Zapatrzeni w wielki statek nie zapominamy jednak, że jesteśmy nad fiordem uznawanym za najpiękniejszy w całej Norwegii. To zaś może oznaczać, że jest też najpiękniejszy w świecie. Pierwsze wrażenie potwierdzało tę opinię, ale czy można ją dokładniej zweryfikować? Najlepiej byłoby spędzić tu więcej czasu na zwiedzaniu. Na to nie możemy sobie pozwolić, bo za 9 dni musimy złapać prom do Danii, a przed nami jeszcze kawał Norwegii do obejrzenia. Jest tylko jeden sposób na sprostanie temu zadaniu – trzeba wejść na stateczek oferujący wycieczkowe rejsy po fiordzie, podpływający do wszystkich jego największych atrakcji.  Statek wypływa co 2 godziny z przystani miasteczka Geiranger, każdy rejs zajmuje mniej więcej półtorej godziny.

Siedem Sióstr
Z biletami w rękach stajemy w grupie innych chętnych. Statek właśnie podpływa po pierwszym porannym rejsie. Musimy poczekać na wysadzenie poprzednich pasażerów zanim sami wejdziemy na pokład.
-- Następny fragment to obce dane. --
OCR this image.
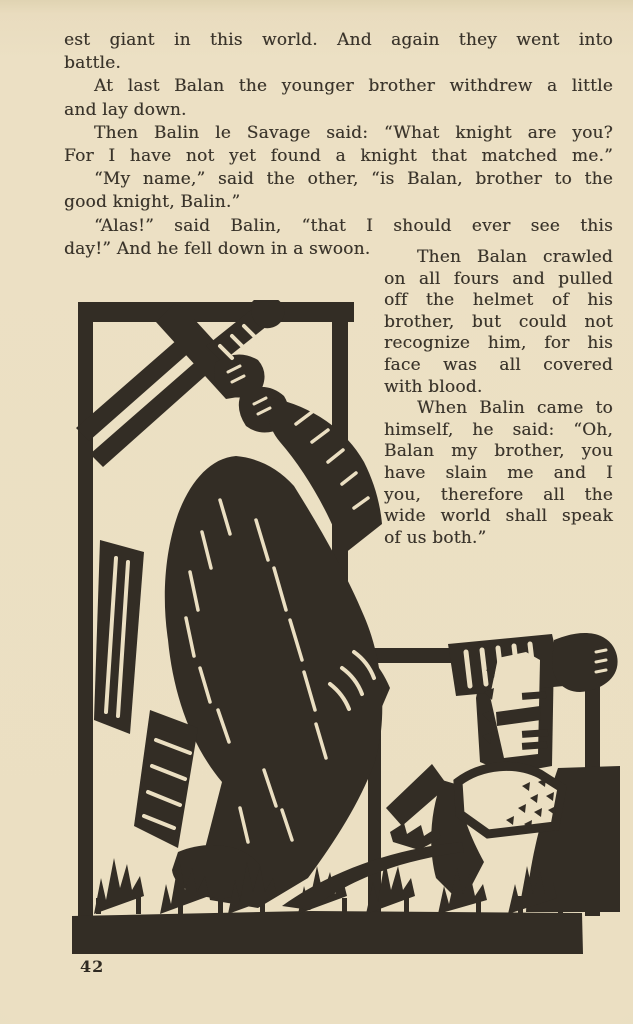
est giant in this world. And again they went into
battle.
At last Balan the younger brother withdrew a little
and lay down.
Then Balin le Savage said: “What knight are you?
For I have not yet found a knight that matched me.”
“My name,” said the other, “is Balan, brother to the
good knight, Balin.”
“Alas!” said Balin, “that I should ever see this
day!” And he fell down in a swoon.	Then Balan crawled
on all fours and pulled
off the helmet of his
brother, but could not
recognize him, for his
face was all covered
with blood.
When Balin came to
himself, he said: “Oh,
Balan my brother, you
have slain me and I
you, therefore all the
wide world shall speak
of us both.”
42
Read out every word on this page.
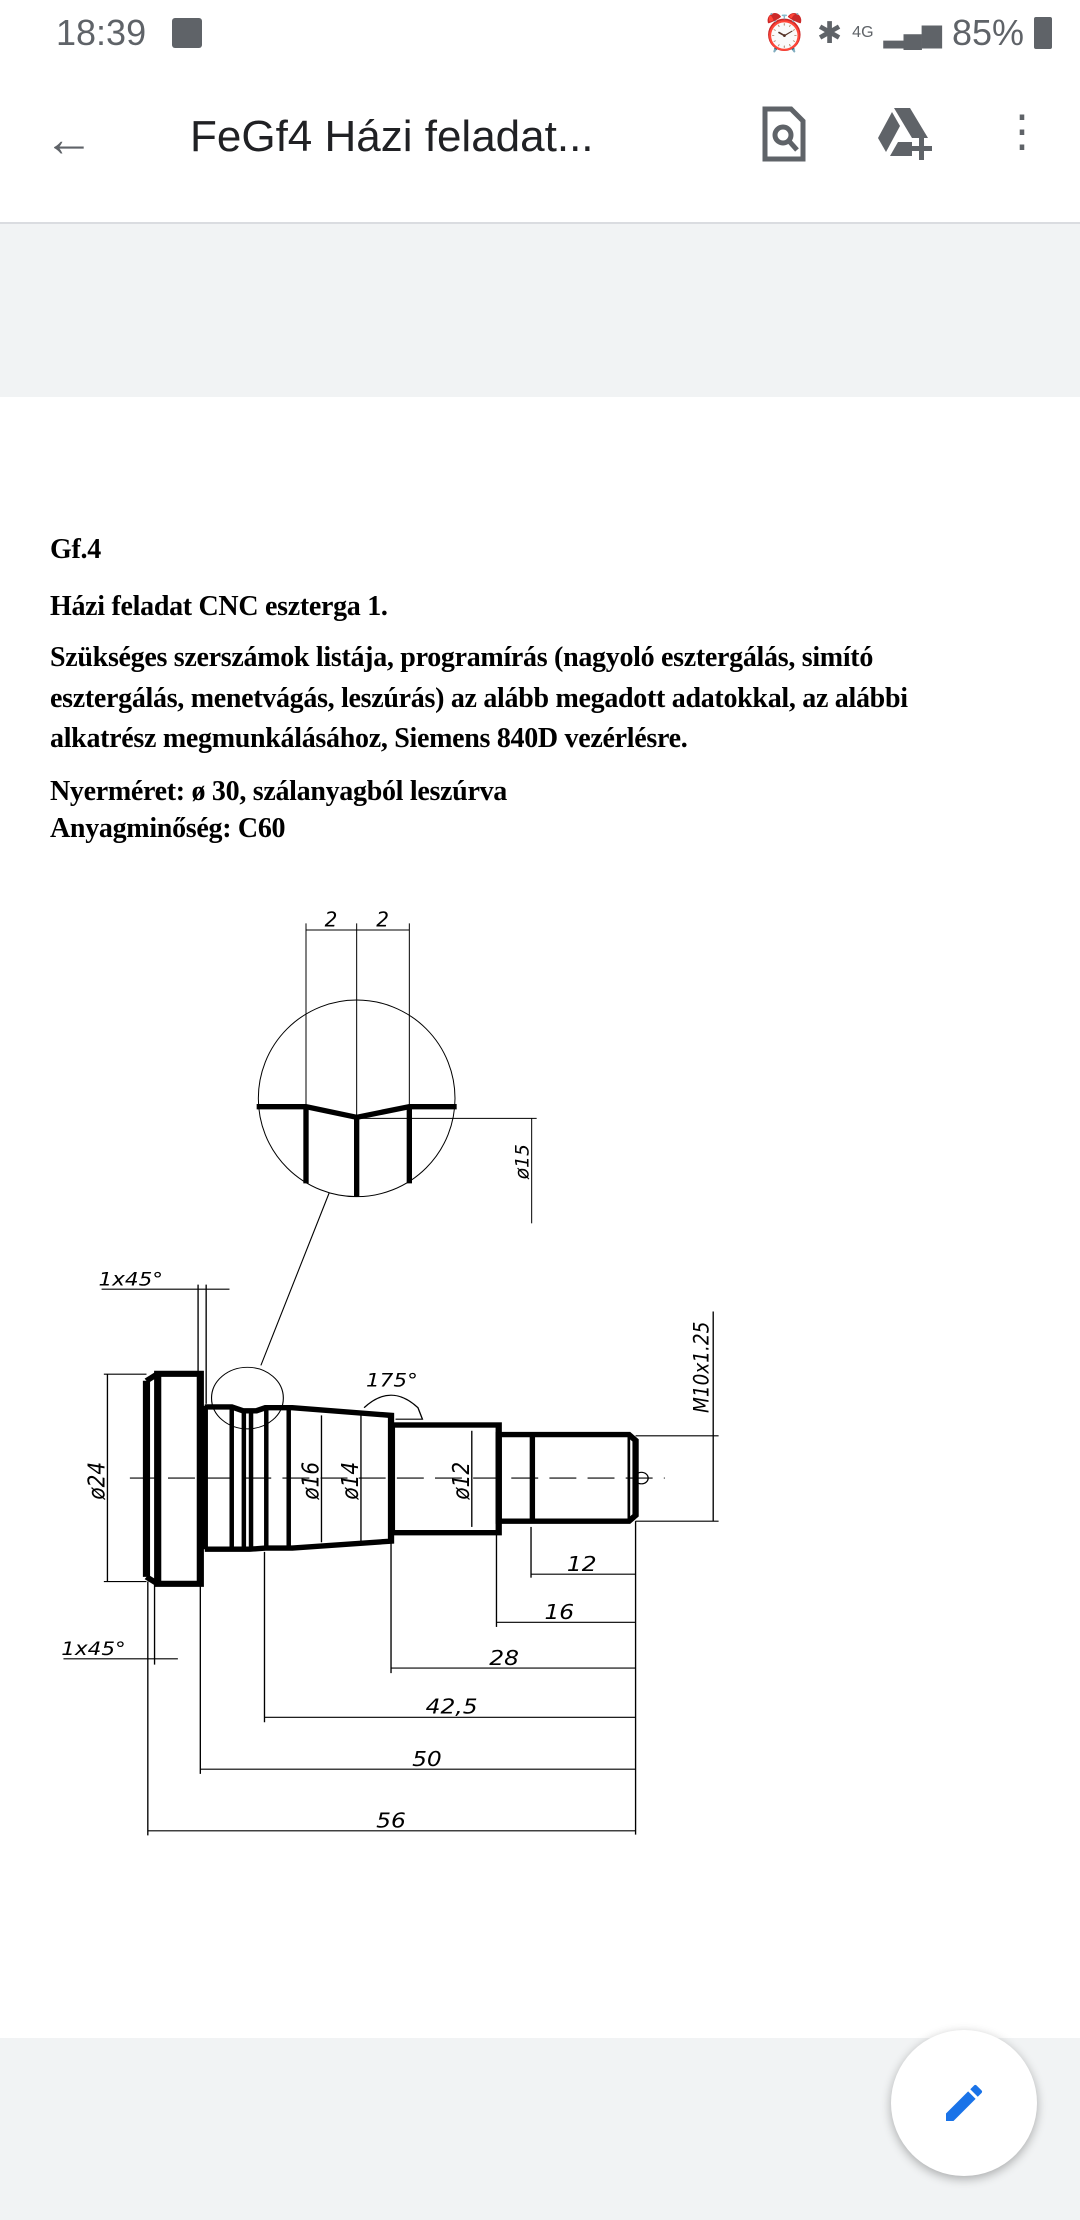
18:39	⏰ ✱ 4G ▂▄▆ 85%
← FeGf4 Házi feladat...	⋮
Gf.4
Házi feladat CNC eszterga 1.
Szükséges szerszámok listája, programírás (nagyoló esztergálás, simító
esztergálás, menetvágás, leszúrás) az alább megadott adatokkal, az alábbi
alkatrész megmunkálásához, Siemens 840D vezérlésre.
Nyerméret: ø 30, szálanyagból leszúrva
Anyagminőség: C60
2 2
ø15
1x45°
1x45°
175°
ø24	ø16 ø14 ø12
M10x1.25
12
16
28
42,5
50
56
Już nie zdziwiło nas, że w grupie schodzących dostrzegamy motocyklową parę z Warszawy. Kto tu dotrze ten stale się spotyka, Geiranger to kameralne miasteczko. Oni nas nie zauważyli i nie ma już czasu na rozmowy bo teraz nasza kolej na pokład.
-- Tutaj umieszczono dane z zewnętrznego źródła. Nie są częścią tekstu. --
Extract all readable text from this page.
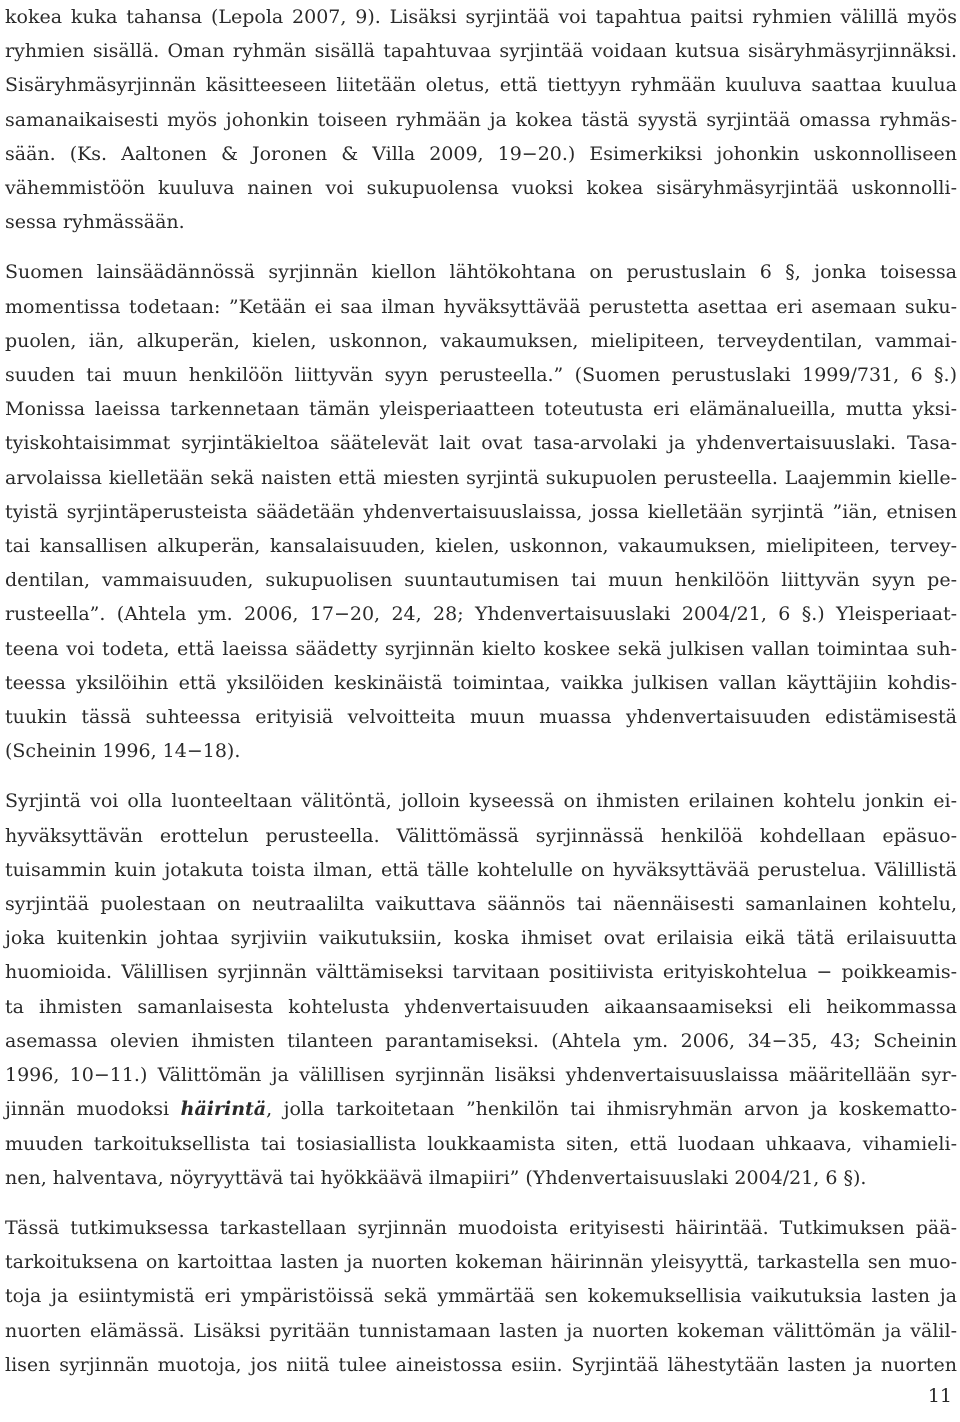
kokea kuka tahansa (Lepola 2007, 9). Lisäksi syrjintää voi tapahtua paitsi ryhmien välillä myös
ryhmien sisällä. Oman ryhmän sisällä tapahtuvaa syrjintää voidaan kutsua sisäryhmäsyrjinnäksi.
Sisäryhmäsyrjinnän käsitteeseen liitetään oletus, että tiettyyn ryhmään kuuluva saattaa kuulua
samanaikaisesti myös johonkin toiseen ryhmään ja kokea tästä syystä syrjintää omassa ryhmäs-
sään. (Ks. Aaltonen & Joronen & Villa 2009, 19−20.) Esimerkiksi johonkin uskonnolliseen
vähemmistöön kuuluva nainen voi sukupuolensa vuoksi kokea sisäryhmäsyrjintää uskonnolli-
sessa ryhmässään.

Suomen lainsäädännössä syrjinnän kiellon lähtökohtana on perustuslain 6 §, jonka toisessa
momentissa todetaan: ”Ketään ei saa ilman hyväksyttävää perustetta asettaa eri asemaan suku-
puolen, iän, alkuperän, kielen, uskonnon, vakaumuksen, mielipiteen, terveydentilan, vammai-
suuden tai muun henkilöön liittyvän syyn perusteella.” (Suomen perustuslaki 1999/731, 6 §.)
Monissa laeissa tarkennetaan tämän yleisperiaatteen toteutusta eri elämänalueilla, mutta yksi-
tyiskohtaisimmat syrjintäkieltoa säätelevät lait ovat tasa-arvolaki ja yhdenvertaisuuslaki. Tasa-
arvolaissa kielletään sekä naisten että miesten syrjintä sukupuolen perusteella. Laajemmin kielle-
tyistä syrjintäperusteista säädetään yhdenvertaisuuslaissa, jossa kielletään syrjintä ”iän, etnisen
tai kansallisen alkuperän, kansalaisuuden, kielen, uskonnon, vakaumuksen, mielipiteen, tervey-
dentilan, vammaisuuden, sukupuolisen suuntautumisen tai muun henkilöön liittyvän syyn pe-
rusteella”. (Ahtela ym. 2006, 17−20, 24, 28; Yhdenvertaisuuslaki 2004/21, 6 §.) Yleisperiaat-
teena voi todeta, että laeissa säädetty syrjinnän kielto koskee sekä julkisen vallan toimintaa suh-
teessa yksilöihin että yksilöiden keskinäistä toimintaa, vaikka julkisen vallan käyttäjiin kohdis-
tuukin tässä suhteessa erityisiä velvoitteita muun muassa yhdenvertaisuuden edistämisestä
(Scheinin 1996, 14−18).

Syrjintä voi olla luonteeltaan välitöntä, jolloin kyseessä on ihmisten erilainen kohtelu jonkin ei-
hyväksyttävän erottelun perusteella. Välittömässä syrjinnässä henkilöä kohdellaan epäsuo-
tuisammin kuin jotakuta toista ilman, että tälle kohtelulle on hyväksyttävää perustelua. Välillistä
syrjintää puolestaan on neutraalilta vaikuttava säännös tai näennäisesti samanlainen kohtelu,
joka kuitenkin johtaa syrjiviin vaikutuksiin, koska ihmiset ovat erilaisia eikä tätä erilaisuutta
huomioida. Välillisen syrjinnän välttämiseksi tarvitaan positiivista erityiskohtelua − poikkeamis-
ta ihmisten samanlaisesta kohtelusta yhdenvertaisuuden aikaansaamiseksi eli heikommassa
asemassa olevien ihmisten tilanteen parantamiseksi. (Ahtela ym. 2006, 34−35, 43; Scheinin
1996, 10−11.) Välittömän ja välillisen syrjinnän lisäksi yhdenvertaisuuslaissa määritellään syr-
jinnän muodoksi häirintä, jolla tarkoitetaan ”henkilön tai ihmisryhmän arvon ja koskematto-
muuden tarkoituksellista tai tosiasiallista loukkaamista siten, että luodaan uhkaava, vihamieli-
nen, halventava, nöyryyttävä tai hyökkäävä ilmapiiri” (Yhdenvertaisuuslaki 2004/21, 6 §).

Tässä tutkimuksessa tarkastellaan syrjinnän muodoista erityisesti häirintää. Tutkimuksen pää-
tarkoituksena on kartoittaa lasten ja nuorten kokeman häirinnän yleisyyttä, tarkastella sen muo-
toja ja esiintymistä eri ympäristöissä sekä ymmärtää sen kokemuksellisia vaikutuksia lasten ja
nuorten elämässä. Lisäksi pyritään tunnistamaan lasten ja nuorten kokeman välittömän ja välil-
lisen syrjinnän muotoja, jos niitä tulee aineistossa esiin. Syrjintää lähestytään lasten ja nuorten

11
Stateczek o niewysublimowanej nazwie „Geiranger Seightseeing” mieści kilkudziesięciu pasażerów, którzy mają do wyboru pobyt na odkrytych pokładach lub na siedzących miejscach, w rzędami ustawionych fotelach, w kabinie na dolnym pokładzie. Kabina ma duże okna pozwalające korzystać z widoków. Na pokładach zewnętrznych też są ławki, ale w ilości ograniczonej. Z reguły  jest tak, że w pierwszej połowie rejsu każdy pcha się na pokład górny, odkryty skąd lepiej wszystko widać. Podczas powrotu widoki już się powtarzają, zapełnia się więc kabina bo tu jest zacisznie i dla każdego wystarcza miejsca. Chyba, że trafiają się dodatkowe ciekawostki wyciągające ludzi ponownie na zewnątrz.
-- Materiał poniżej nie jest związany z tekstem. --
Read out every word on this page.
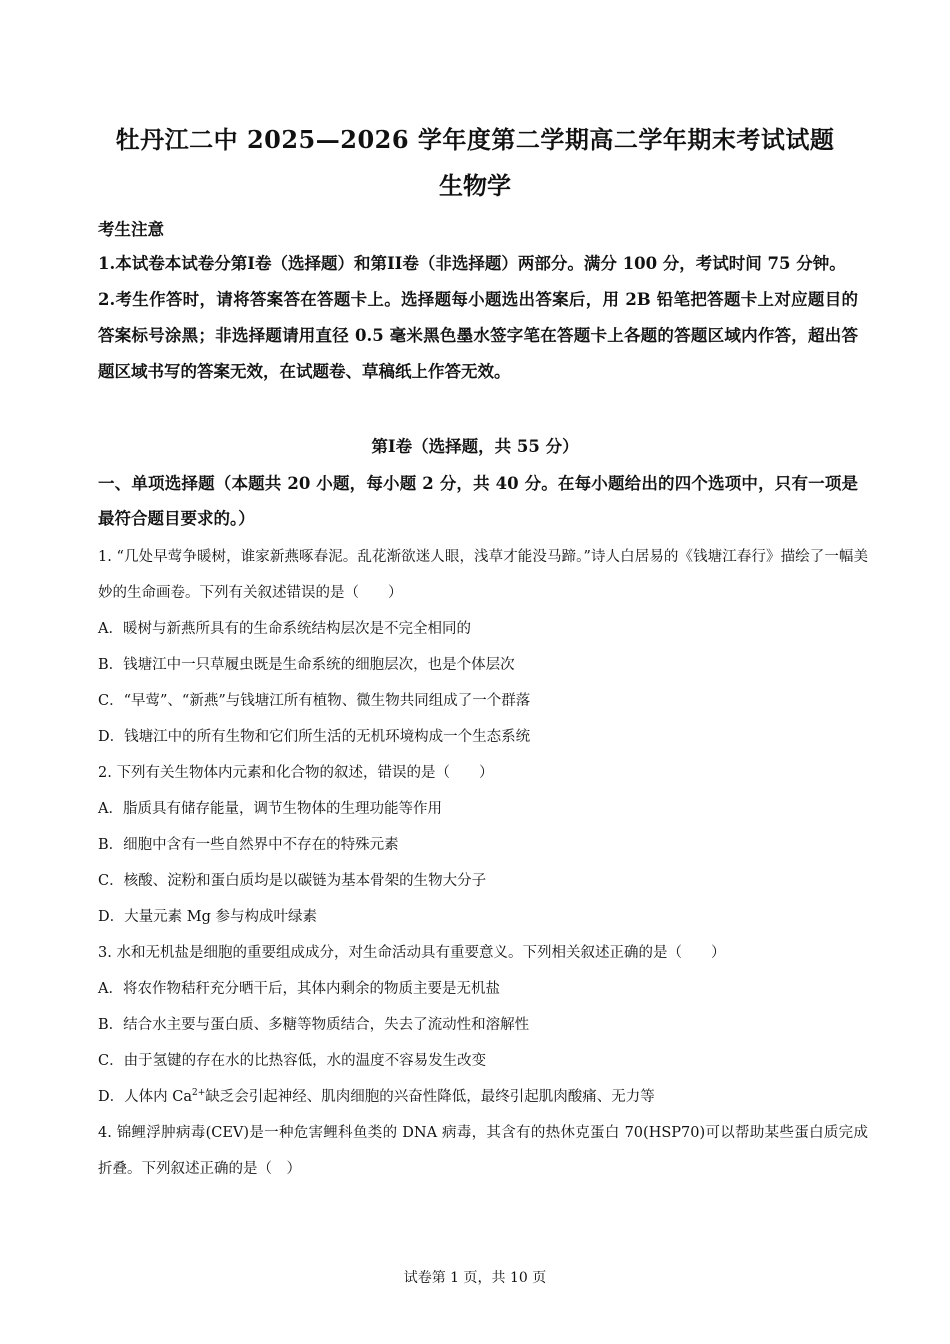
牡丹江二中 2025—2026 学年度第二学期高二学年期末考试试题
生物学
考生注意

1.本试卷本试卷分第I卷（选择题）和第II卷（非选择题）两部分。满分 100 分，考试时间 75 分钟。

2.考生作答时，请将答案答在答题卡上。选择题每小题选出答案后，用 2B 铅笔把答题卡上对应题目的答案标号涂黑；非选择题请用直径 0.5 毫米黑色墨水签字笔在答题卡上各题的答题区域内作答，超出答题区域书写的答案无效，在试题卷、草稿纸上作答无效。

第I卷（选择题，共 55 分）

一、单项选择题（本题共 20 小题，每小题 2 分，共 40 分。在每小题给出的四个选项中，只有一项是最符合题目要求的。）

1. “几处早莺争暖树，谁家新燕啄春泥。乱花渐欲迷人眼，浅草才能没马蹄。”诗人白居易的《钱塘江春行》描绘了一幅美妙的生命画卷。下列有关叙述错误的是（　　）

A．暖树与新燕所具有的生命系统结构层次是不完全相同的

B．钱塘江中一只草履虫既是生命系统的细胞层次，也是个体层次

C．“早莺”、“新燕”与钱塘江所有植物、微生物共同组成了一个群落

D．钱塘江中的所有生物和它们所生活的无机环境构成一个生态系统

2. 下列有关生物体内元素和化合物的叙述，错误的是（　　）

A．脂质具有储存能量，调节生物体的生理功能等作用

B．细胞中含有一些自然界中不存在的特殊元素

C．核酸、淀粉和蛋白质均是以碳链为基本骨架的生物大分子

D．大量元素 Mg 参与构成叶绿素

3. 水和无机盐是细胞的重要组成成分，对生命活动具有重要意义。下列相关叙述正确的是（　　）

A．将农作物秸秆充分晒干后，其体内剩余的物质主要是无机盐

B．结合水主要与蛋白质、多糖等物质结合，失去了流动性和溶解性

C．由于氢键的存在水的比热容低，水的温度不容易发生改变

D．人体内 $Ca^{2+}$缺乏会引起神经、肌肉细胞的兴奋性降低，最终引起肌肉酸痛、无力等

4. 锦鲤浮肿病毒(CEV)是一种危害鲤科鱼类的 DNA 病毒，其含有的热休克蛋白 70(HSP70)可以帮助某些蛋白质完成折叠。下列叙述正确的是（　）

试卷第 1 页，共 10 页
Nasz „transatlantyk” musi najpierw cofnąć  wzdłuż nabrzeża, oddalić się od niego i obrócić, tak by stanąć dziobem do fiordu. To nie jest łatwy manewr bo w rejonie portu jest dość gęsto od różnych wodnych jednostek. Małe łódki turystyczne, kutry z ogromnych wycieczkowców, a nawet kajaki, wszystko to może stanąć na drodze. Stateczek nie jest wielki  - przy Costa Fortuna to karzełek, ale już kutry bardzo mu ustępują wielkością, a również dosłownie – schodząc z drogi. Łódki i kajaki trzymają się z szacunkiem z dala od toru wodnego naszej jednostki. To dobrze, bo jako powolne i przez to mało manewrowe mogłyby powodować kłopoty w razie spotkania. Przepływają jednak bardzo blisko zacumowanych i zakotwiczonych wycieczkowców i to już wywołuje wrażenie komiczne, bo jakby mrówki przemykały obok uśpionych słoni.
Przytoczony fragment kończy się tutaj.